1

This is how I want the plot to look:

flights$carrier[seq(1, length(flights$carrier), 20)] <- NA

flights %>% 
  count(carrier) %>% 
  top_n(10) %>% 
  ggplot() +
  geom_col(aes(x = reorder(carrier, n), y = n))

enter image description here

But I'd like to rename the NA as "Unknown". Whenever I do, the position of the bar changes:

flights %>% 
  count(carrier) %>% 
  mutate(
    carrier = coalesce(carrier, 'Unknown')
    ) %>% 
  top_n(10) %>% 
  ggplot() +
  geom_col(aes(x = reorder(carrier, n), y = n))

enter image description here

I've tried several different things, including attempting to more or less manually relabel with scale_x_discrete and others. Even if that worked, it wouldn't scale well.

userABC123
  • 1,460
  • 2
  • 18
  • 31
  • 2
    You should set the `levels` for your `carrier` variable – Tung Sep 20 '18 at 22:45
  • 1
    The position of the bars is based on the order of the `factor` levels of `carrier`. Simply reorder the levels of `carrier` to reflect the order that you want. – Maurits Evers Sep 20 '18 at 22:45

2 Answers2

2

Like already mentioned in the commentary and following by this question you need to sort your levels for ordering the bars. Those specify the position of the bars in the plot.

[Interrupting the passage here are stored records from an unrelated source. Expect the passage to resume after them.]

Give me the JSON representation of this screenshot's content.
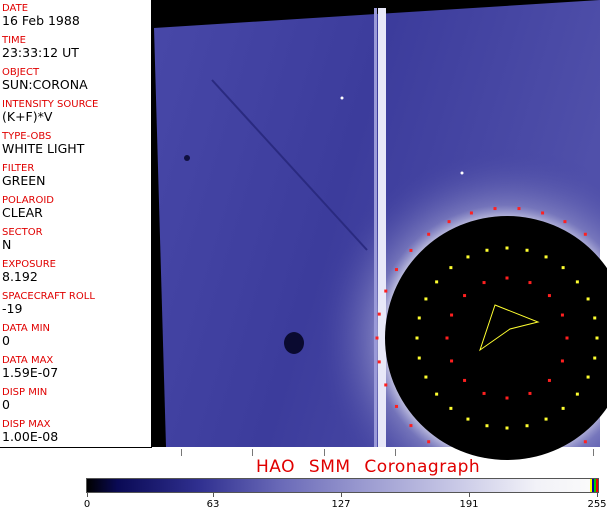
{
  "header_fields": [
    {
      "label": "DATE",
      "value": "16 Feb 1988"
    },
    {
      "label": "TIME",
      "value": "23:33:12 UT"
    },
    {
      "label": "OBJECT",
      "value": "SUN:CORONA"
    },
    {
      "label": "INTENSITY SOURCE",
      "value": "(K+F)*V"
    },
    {
      "label": "TYPE-OBS",
      "value": "WHITE LIGHT"
    },
    {
      "label": "FILTER",
      "value": "GREEN"
    },
    {
      "label": "POLAROID",
      "value": "CLEAR"
    },
    {
      "label": "SECTOR",
      "value": "N"
    },
    {
      "label": "EXPOSURE",
      "value": "8.192"
    },
    {
      "label": "SPACECRAFT ROLL",
      "value": "-19"
    },
    {
      "label": "DATA MIN",
      "value": "0"
    },
    {
      "label": "DATA MAX",
      "value": "1.59E-07"
    },
    {
      "label": "DISP MIN",
      "value": "0"
    },
    {
      "label": "DISP MAX",
      "value": "1.00E-08"
    }
  ],
  "title": "HAO SMM Coronagraph",
  "colorbar": {
    "ticks": [
      "0",
      "63",
      "127",
      "191",
      "255"
    ],
    "min": 0,
    "max": 255
  },
  "colors": {
    "label": "#e00000",
    "field": "#3a3a9a",
    "marker_red": "#ff2020",
    "marker_yellow": "#ffff30"
  }
}
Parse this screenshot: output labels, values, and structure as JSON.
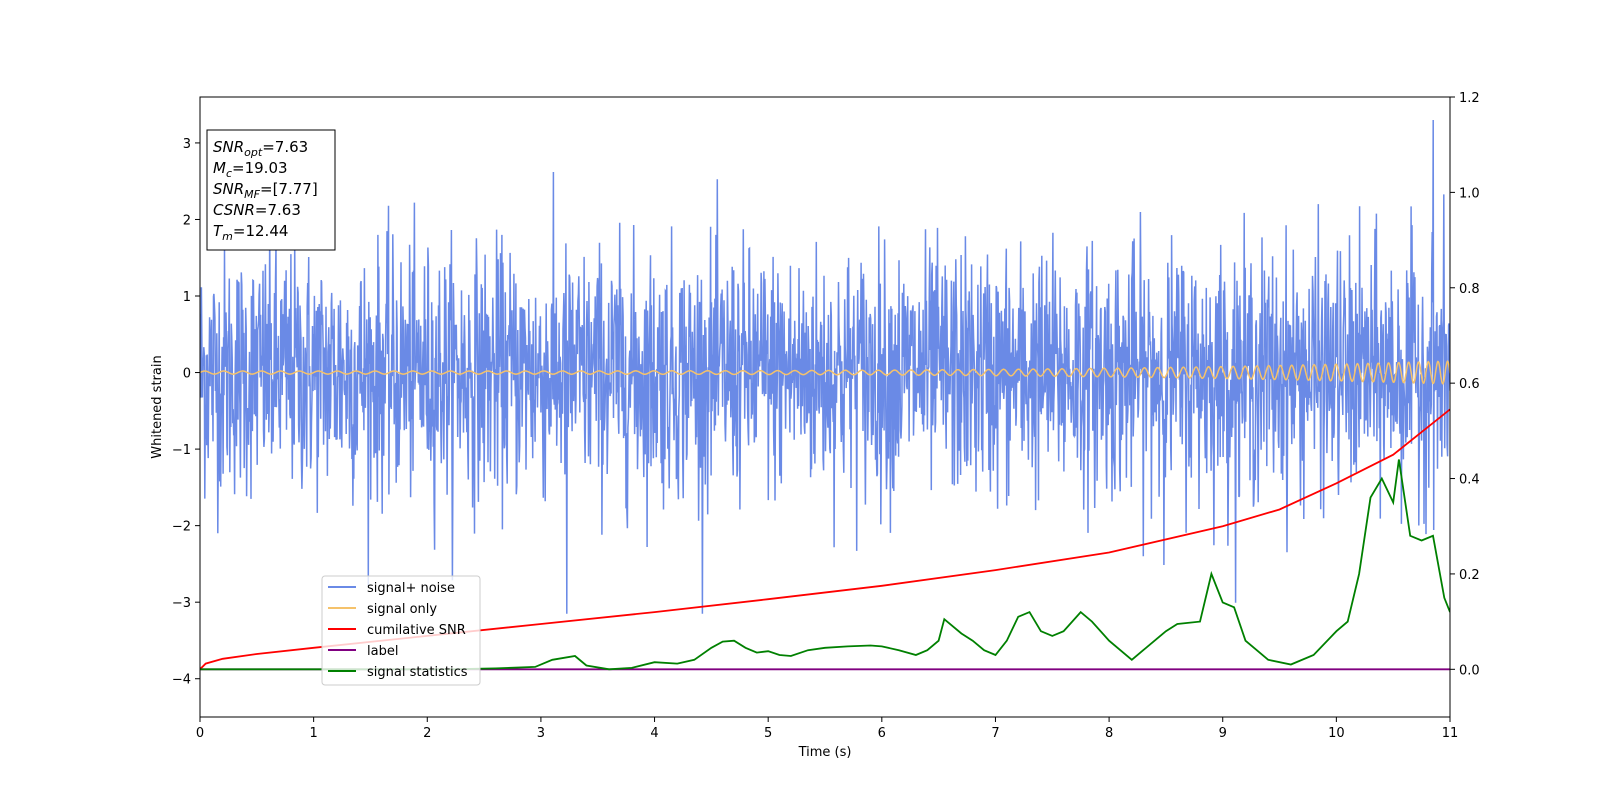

I used the factor(df, levels = c(...)) function for this like used by Gavin Simpson in the provided answer to the linked question. For other approaches and solutions check out the whole question.

The following is an example how it could be done with your reproducible data.

df<-flights %>% 
         count(carrier) %>% 
         mutate(
           carrier = coalesce(carrier, 'Unknown')
         )%>% top_n(10)

df$carrier<- factor(df$carrier, levels=c("WN",  "9E", "US", "MQ", "AA", "DL", "EV", "B6", "UA", "Unknown"))


ggplot(data = df) +
  geom_col(aes(x = carrier, y = n))

This provides the desired output graph: enter image description here

For a general approach:

You can read your levels as string and remove your unwanted variables. Just append it again and it's at the last position (or just put it where ever you want).

I used a few steps so it's easier to understand:

foo <- levels(factor(reorder(df$carrier, df$n)))
foo <- foo[foo!="Unknown"]
foo <- append(foo, "Unknown")

now just use foo for the levels:

df$carrier<- factor(df$carrier, levels=foo)
mischva11
  • 2,811
  • 3
  • 18
  • 34
  • Thank you. This works for my example, but image that I have 100 levels to reorder. Something like `df$carrier <- factor(df$carrier, levels=c(df$carrier[1:9], "Unknown"))` doesn't appear to work. – userABC123 Sep 20 '18 at 23:54
  • @snd added general approach, it's more a "how to reorder a string" problem. Hope this helps – mischva11 Sep 21 '18 at 00:03
  • 1
    Thanks a lot! I spent way too much time on that... I didn't know that I apparently don't fully know how to reorder a string, and that was the underlying issue ¯\\_(ツ)_/¯. Thanks for effectively answering two questions. – userABC123 Sep 21 '18 at 00:16
2

Since you are already using the tidyverse, you can solve your problem by simply using fct_relevel() to set "Unknown" as the last level before plotting.

This alternative is quite nice, as you don't need to know in advance how many levels are there, nor arrange them in a separate step.

flights %>% 
    count(carrier) %>% 
    mutate(
        carrier = coalesce(carrier, 'Unknown')
    ) %>% 
    top_n(10) %>% 
    ggplot() +
    geom_col(aes(x = fct_relevel(reorder(carrier, n), "Unknown", after = Inf), y = n)) +
    labs(x = "carrier")

enter image description here

HAVB
  • 1,858
  • 1
  • 22
  • 37